To be eligible, the aircraft must fall into one of the following groups:
- The aircraft has a maximum takeoff weight of over 12,500 pounds, or;
- The aircraft is a multiengine turbojet aircraft (regardless of size), or;
- The aircraft is a fractional program aircraft (regardless of size).
The NBAA has coordinated with the FAA for a “Small Aircraft Exemption” to allow piston airplanes, airplanes weighing below the 12,500 pound limit, and all helicopters to make use of the cost reimbursement options allowed under Part 91, Subpart F. For additional information, NBAA Members should visit the Small Aircraft Exemption Web page.
While the FAA has not established a minimum percentage of ownership, the relationship must be a true joint ownership and not just a token ownership interest.
Regarding taxes, the IRS has determined that a joint ownership agreement, if executed correctly, is noncommercial for tax purposes. This is based on each of the registered joint owners paying their pro rata share of all fixed costs and each also paying the variable operating costs when they are on board their aircraft. The rules are somewhat convoluted, thus it is best to consult an aviation tax authority for guidance.
Co-ownership is very similar to joint ownership whereby each of the owners is a registered owner of an aircraft. But, instead of one designated owner operating the aircraft for all of the owners, each owner is responsible for employing their own pilots.
Under co-ownership the respective owners independently can either:
- fly the aircraft themselves,
- hire a pilot, or
- hire a management company. (With large, turbine business aircraft, the most common scenario involves the use of a professional management company to crew and maintain the aircraft. The management company may be given the option to charter the aircraft when the owners are not using it.)
Successful shared ownership requires consideration of the Three C’s: Compatibility, Compromise and Contracts.
There needs to be a degree of compatibility between the owners. The type of aircraft must be suitable to the owners’ missions. A turboprop that is capable of getting into small airports will not be suitable for long-range travel with large passenger loads. Just as important is NOT having similar travel schedules. If both owners need to use the aircraft every Monday thru Wednesday, sharing cannot work.
Even if the owners have compatible aircraft requirements and complimentary travel schedules, there needs to be compromise. There will be times when you need flexibility in the schedules.
Lastly, there needs to be a contract outlining the sharing of the costs, the responsibilities of each owner (and management company), and perhaps most important: a way to end the shared ownership.

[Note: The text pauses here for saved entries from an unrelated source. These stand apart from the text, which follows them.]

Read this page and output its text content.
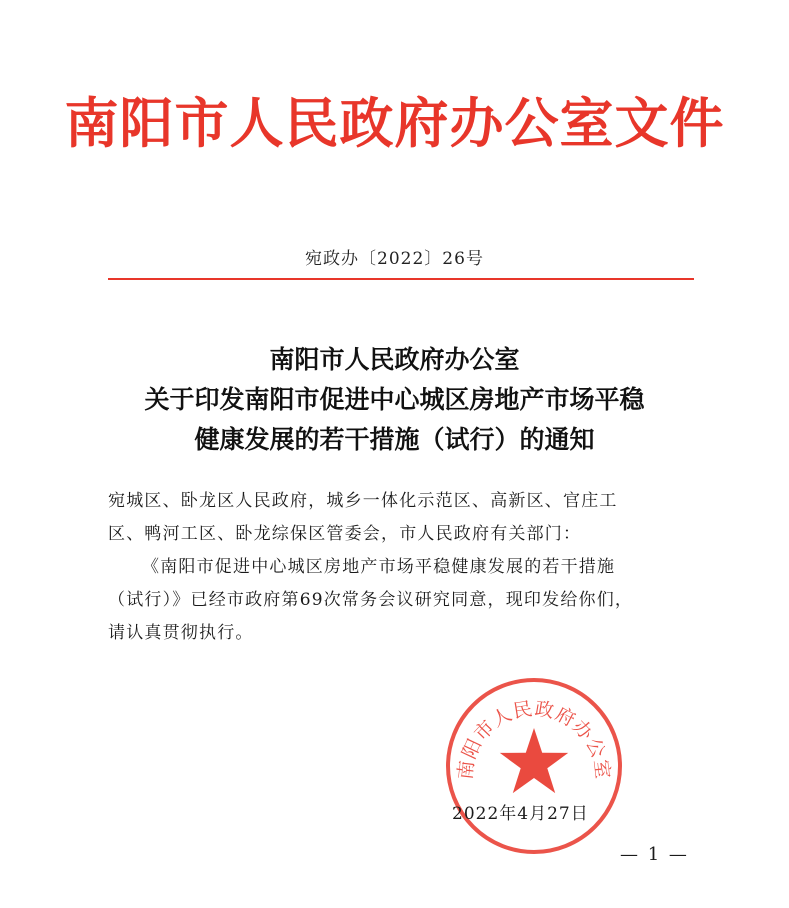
南阳市人民政府办公室文件
宛政办〔2022〕26号
南阳市人民政府办公室
关于印发南阳市促进中心城区房地产市场平稳
健康发展的若干措施（试行）的通知

宛城区、卧龙区人民政府，城乡一体化示范区、高新区、官庄工

区、鸭河工区、卧龙综保区管委会，市人民政府有关部门：

《南阳市促进中心城区房地产市场平稳健康发展的若干措施

（试行）》已经市政府第69次常务会议研究同意，现印发给你们，

请认真贯彻执行。

南阳市人民政府办公室
2022年4月27日
— 1 —
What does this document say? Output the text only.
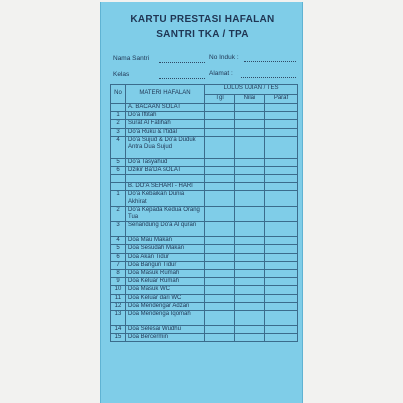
KARTU PRESTASI HAFALAN
SANTRI TKA / TPA
Nama Santri	No Induk :
Kelas	Alamat :
No	MATERI HAFALAN	LULUS UJIAN / TES		
		Tgl	Nilai	Paraf
	A. BACAAN SOLAT			
1	Do'a Iftitah			
2	Surat Al Fatihah			
3	Do'a Ruku & I'tidal			
4	Do'a Sujud & Do'a Duduk Antra Dua Sujud			
5	Do'a Tasyahud			
6	Dzikir Ba'DA sOLAT			

	B. DO'A SEHARI - HARI			
1	Do'a Kebaikan Dunia Akhirat			
2	Do'a Kepada Kedua Orang Tua			
3	Senandung Do'a Al quran			
4	Doa Mau Makan			
5	Doa Sesudah Makan			
6	Doa Akan Tidur			
7	Doa Bangun Tidur			
8	Doa Masuk Rumah			
9	Doa Keluar Rumah			
10	Doa Masuk WC			
11	Doa Keluar dari WC			
12	Doa Mendengar Adzan			
13	Doa Mendenga Iqomah			
14	Doa Selesai Wudhu			
15	Doa Bercermin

I had one client who shared the ownership of an aircraft with one other entity. Both parties used the aircraft to fly between the US East and West Coast. But as their usage of the aircraft changed, conflicts arose. Not being able to compromise, they tried “first come first serve” for scheduling. Then they attempted to set aside certain times when each owner used the aircraft. Nothing worked satisfactorily. When it became clear that the arrangement no longer served each company, the owners could not easily reach an agreement regarding who sells to whom as the contract was not explicit in how to dissolve the partnership. The Co-ownership did end without legal action, but a friendship ended as well.
Sharing the ownership of an aircraft can lower the cost to access the advantages of Business Aviation, but everyone involved needs to work together to maximize the utility of the aircraft.